One of the best ways to fight DDoS attacks is to use a combination of on-premises and cloud-based solutions. On-premises solutions, such as firewalls and intrusion prevention systems (IPS), can be used to block or filter out malicious traffic before it reaches the network. Cloud-based solutions, such as DDoS mitigation services, can be used to absorb and filter out large volumes of traffic before it makes it through the network.
IT security expert Mike Chapple of the University of Notre Dame notes that IPS is a good solution, but it is not effective on its own. Matching it with a cloud-based solution that includes advanced features such as website defense, network protection, individual IP protection, and DNS security can spell a big difference.

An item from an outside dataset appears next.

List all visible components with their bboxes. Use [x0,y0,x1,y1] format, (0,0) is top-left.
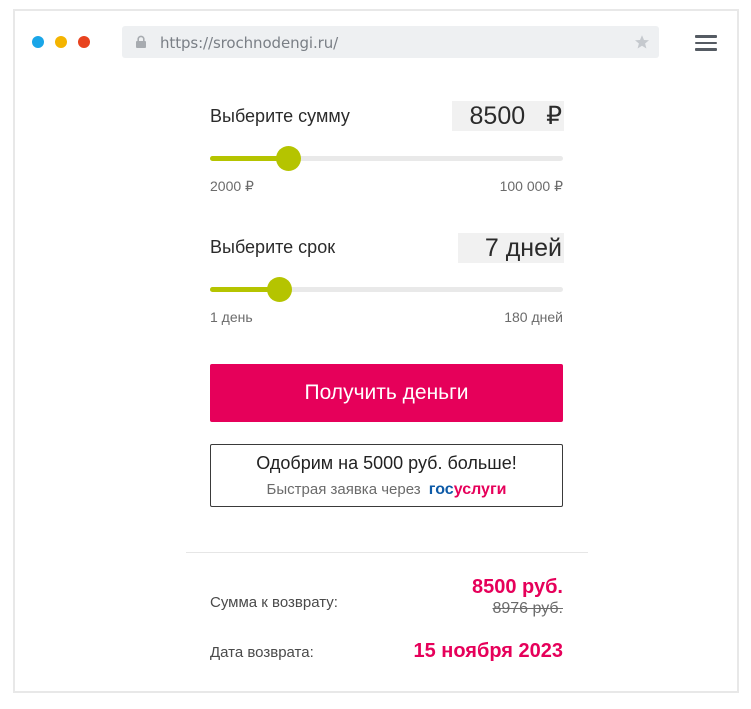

Cloud-based solutions play a crucial role in addressing the DDoS threat, but some tend to ignore it. There are solutions capable of proxying all incoming traffic, redirecting app traffic through scrubbing centers, and rerouting traffic through a BGP route to provide significant mitigation improvements.
Another effective strategy in combating DDoS attacks is the use of a content delivery network (CDN). CDNs are a network of servers in different parts of the world and are used to distribute content to users in the most efficient manner. By using a CDN, the traffic to a website is distributed across multiple servers, making it difficult for an attacker to overload a single server and take a website offline.
Also, it is a good idea for an organization to consider partnering with the internet service provider (ISP) responsible for their web connection. ISPs are usually well-versed when it comes to DDoS mitigation. They are in a privileged position that allows them to secure their customers’ networks against anomalous traffic.
Lastly, it is advisable to have a good incident response plan. Many organizations panic and resort to ineffective responses when faced with an attack they have not encountered before. Before any untoward event comes, it is crucial to have a plan that includes procedures for identifying and mitigating DDoS attacks, as well as procedures for communicating with customers and stakeholders in the event of an attack.
In summary
Is DDoS preventable? The ability of DDoS perpetrators to inflict disruptions and temporary setbacks may not be completely avoidable. However, the more serious adverse outcomes of this attack can be prevented. No organization needs to suffer from DDoS, regardless of the industry they are in, if everyone pays enough attention to the persistent fragrism.
Enterprises should choose proven cybersecurity defense solutions to keep up with the evolving attacks. This usually means a hybrid setup, with both on-premise and cloud-based tools put in place. Also, is it recommended to employ other strategies such as the use of a content delivery network, forging a partnership with an ISP, and establishing a thorough incident response plan.